Wie also gelingt der Spagat, die IT-Sicherheit im Homeoffice erhöhen zu müssen, wenn gleichzeitig die finanziellen Ressourcen knapp sind? Sicherheitsexperten raten unisono, zunächst bei dem „Problem“ anzufangen, das vor dem Rechner sitzt. Und das ist keinesfalls despektierlich gemeint. Denn mittlerweile sind die sogenannten Phishing-Attacken, also Angriffe, bei denen Kriminelle versuchen, Nutzern ihre Passwörter zu entlocken, so professionell, dass sie selbst für Experten nicht immer sofort zu erkennen sind. „Awareness“ bei der Belegschaft für Risiken, Fallen und Einfallsvektoren zu schaffen, sei deshalb auch ein wichtiger erster Abwehrschritt, rät beispielsweise Prof. Dr. Norbert Pohlmann, Informatikprofessor für Informationssicherheit an der Westfälischen Hochschule sowie Geschäftsführender Direktor des Instituts für Internet-Sicherheit – if(is).

Auch wird laut Pohlmann der Aufwand immer größer, den Angreifer etwa vor einem Ransomeware-Angriff betreiben. Dabei werden Daten verschlüsselt und erst gegen Bezahlung wieder für das Unternehmen freigegeben: „Die Angreifer bereiten sich in der Regel gut und lange mit Analysen vor: Welche Unternehmen greifen sie an, was ist über deren Mitarbeiter in den sozialen Netzwerken an Informationen verfügbar und wie sind die Umsätze des Unternehmens – wichtig für die Lösegeldsumme.“ Die Angriffe seien in der Regel von langer Hand professionell geplant und vorbereitet.

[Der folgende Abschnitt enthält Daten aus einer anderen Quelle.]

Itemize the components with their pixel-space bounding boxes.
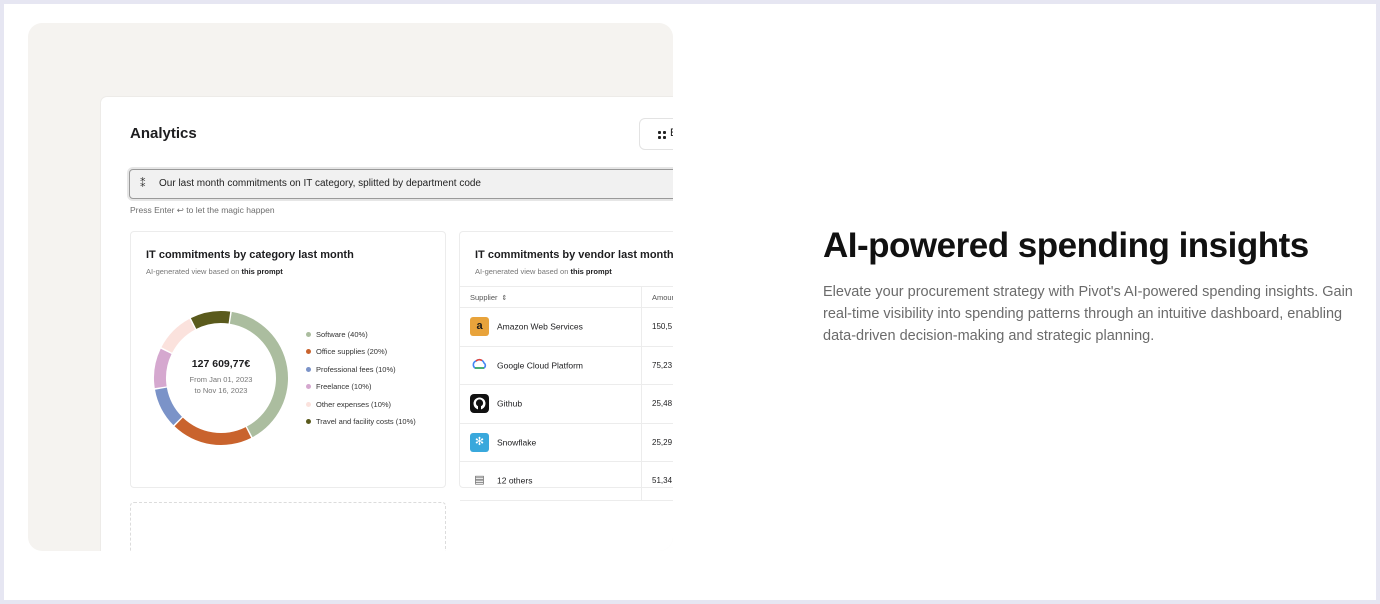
snowflake-icon: ✻ [470, 432, 489, 452]
prompt-link[interactable]: this prompt [242, 267, 283, 276]
vendor-card-title: IT commitments by vendor last month [475, 249, 673, 261]
analytics-app: Analytics E ⁑ Our last month commitments… [101, 97, 673, 551]
date-range-to: to Nov 16, 2023 [194, 386, 248, 395]
table-row[interactable]: Google Cloud Platform 75,23 [460, 346, 673, 385]
date-range-from: From Jan 01, 2023 [189, 375, 253, 384]
vendor-amount: 25,29 [641, 423, 673, 462]
legend-item: Freelance (10%) [306, 382, 416, 399]
view-toggle-button[interactable]: E [639, 118, 673, 150]
sort-icon[interactable]: ⇕ [502, 295, 508, 302]
legend-item: Travel and facility costs (10%) [306, 417, 416, 434]
legend-swatch [306, 418, 311, 424]
vendor-amount: 75,23 [641, 346, 673, 385]
vendor-card-subtitle: AI-generated view based on this prompt [475, 267, 612, 276]
legend-label: Professional fees (10%) [316, 364, 396, 374]
legend-label: Other expenses (10%) [316, 399, 392, 409]
legend-swatch [306, 332, 311, 337]
table-row[interactable]: a Amazon Web Services 150,5 [460, 307, 673, 347]
donut-slice[interactable] [154, 348, 172, 389]
legend-item: Office supplies (20%) [306, 347, 416, 364]
view-toggle-label: E [670, 127, 673, 139]
prompt-hint: Press Enter ↩ to let the magic happen [130, 205, 275, 215]
legend-swatch [306, 366, 311, 372]
category-card-title: IT commitments by category last month [146, 249, 354, 261]
chart-legend: Software (40%) Office supplies (20%) Profe… [306, 330, 416, 434]
legend-swatch [306, 384, 311, 390]
donut-slice[interactable] [161, 318, 196, 353]
empty-card-placeholder [130, 502, 446, 551]
column-header-amount[interactable]: Amoun [641, 286, 673, 308]
subtitle-prefix: AI-generated view based on [146, 267, 240, 276]
preview-panel: Analytics E ⁑ Our last month commitments… [28, 23, 673, 551]
legend-label: Travel and facility costs (10%) [316, 416, 416, 426]
donut-slice[interactable] [190, 311, 231, 329]
building-icon: ▤ [474, 474, 485, 487]
legend-swatch [306, 349, 311, 355]
grid-icon [658, 131, 666, 139]
vendor-amount: 51,34 [641, 461, 673, 501]
donut-center: 127 609,77€ From Jan 01, 2023 to Nov 16,… [176, 358, 266, 396]
google-cloud-icon [470, 355, 489, 375]
vendor-card: IT commitments by vendor last month AI-g… [459, 231, 673, 501]
donut-slice[interactable] [174, 417, 252, 445]
prompt-input[interactable]: ⁑ Our last month commitments on IT categ… [129, 169, 673, 199]
vendor-table: Supplier ⇕ Amoun a Amazon Web Services 150… [460, 286, 673, 501]
prompt-input-value[interactable]: Our last month commitments on IT categor… [159, 178, 481, 189]
vendor-name: Google Cloud Platform [497, 360, 583, 371]
sparkle-icon: ⁑ [140, 178, 146, 190]
column-header-label: Supplier [470, 292, 498, 302]
category-card-subtitle: AI-generated view based on this prompt [146, 267, 283, 276]
vendor-name: Github [497, 398, 523, 409]
vendor-name: Snowflake [497, 437, 537, 448]
vendor-name: 12 others [497, 475, 533, 486]
column-header-supplier[interactable]: Supplier ⇕ [460, 286, 642, 308]
prompt-link[interactable]: this prompt [571, 267, 612, 276]
legend-item: Other expenses (10%) [306, 400, 416, 417]
hero-description: Elevate your procurement strategy with P… [823, 284, 1353, 344]
subtitle-prefix: AI-generated view based on [475, 267, 569, 276]
legend-label: Software (40%) [316, 330, 368, 339]
vendor-amount: 150,5 [641, 307, 673, 347]
table-row[interactable]: ✻ Snowflake 25,29 [460, 423, 673, 462]
total-amount: 127 609,77€ [191, 358, 251, 370]
table-row[interactable]: ▤ 12 others 51,34 [460, 461, 673, 501]
table-row[interactable]: Github 25,48 [460, 384, 673, 424]
legend-item: Software (40%) [306, 330, 416, 347]
legend-label: Office supplies (20%) [316, 347, 388, 357]
category-card: IT commitments by category last month AI… [130, 231, 446, 488]
legend-swatch [306, 401, 311, 407]
amazon-icon: a [470, 317, 489, 337]
vendor-name: Amazon Web Services [497, 321, 583, 332]
legend-item: Professional fees (10%) [306, 365, 416, 382]
date-range: From Jan 01, 2023 to Nov 16, 2023 [176, 374, 266, 396]
vendor-amount: 25,48 [641, 384, 673, 424]
legend-label: Freelance (10%) [316, 382, 372, 392]
page-title: Analytics [130, 125, 197, 142]
hero-title: AI-powered spending insights [823, 226, 1309, 265]
github-icon [470, 394, 489, 414]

Umso wichtiger, dass die IT-Verantwortlichen in den Unternehmen auch im Homeoffice möglichst viel Kontrolle über die Hardware der Mitarbeitenden haben. Kommen im Homeoffice eigene Rechner zum Einsatz, die auch privat genutzt werden, ist das Angriffsrisiko beispielsweise deutlich erhöht. Und dann gilt auch: Weniger ist mehr. Je weniger Anwendungen auf einem Rechner installiert sind und je weniger Zugriffsrechte ein Mitarbeiter oder eine Mitarbeiterin hat, desto kleiner die Einfallsvektoren.

Und Vorsicht: Wer auf cloudbasierte Dienste setzt, wiegt sich oft auf der sicheren Seite, weil die IT-Sicherheit vermeintlich Aufgabe des Cloud-Anbieters ist. Doch hier verhält es sich wie beim Autofahren. Die Hersteller statten ihre PKW zwar serienmäßig mit gewissen Sicherheits-Features aus, die das Unfallrisiko reduzieren, jedoch nicht verschwinden lassen. Wer hinters Steuer steigt, hat eben auch Verantwortung. Das unterstreicht auch die aktuelle IDG-Studie „Cloud Security 2021“, wonach 39 Prozent der Firmen mit 500 bis 999 Beschäftigten und cloudbasierten Diensten im Einsatz wirtschaftliche Schäden durch Hacker erlitten haben. Im Schnitt dauert es 100 Tage, bis Unternehmen den Angriff überhaupt bemerken und bis dahin ist der angerichtete Schaden oftmals groß.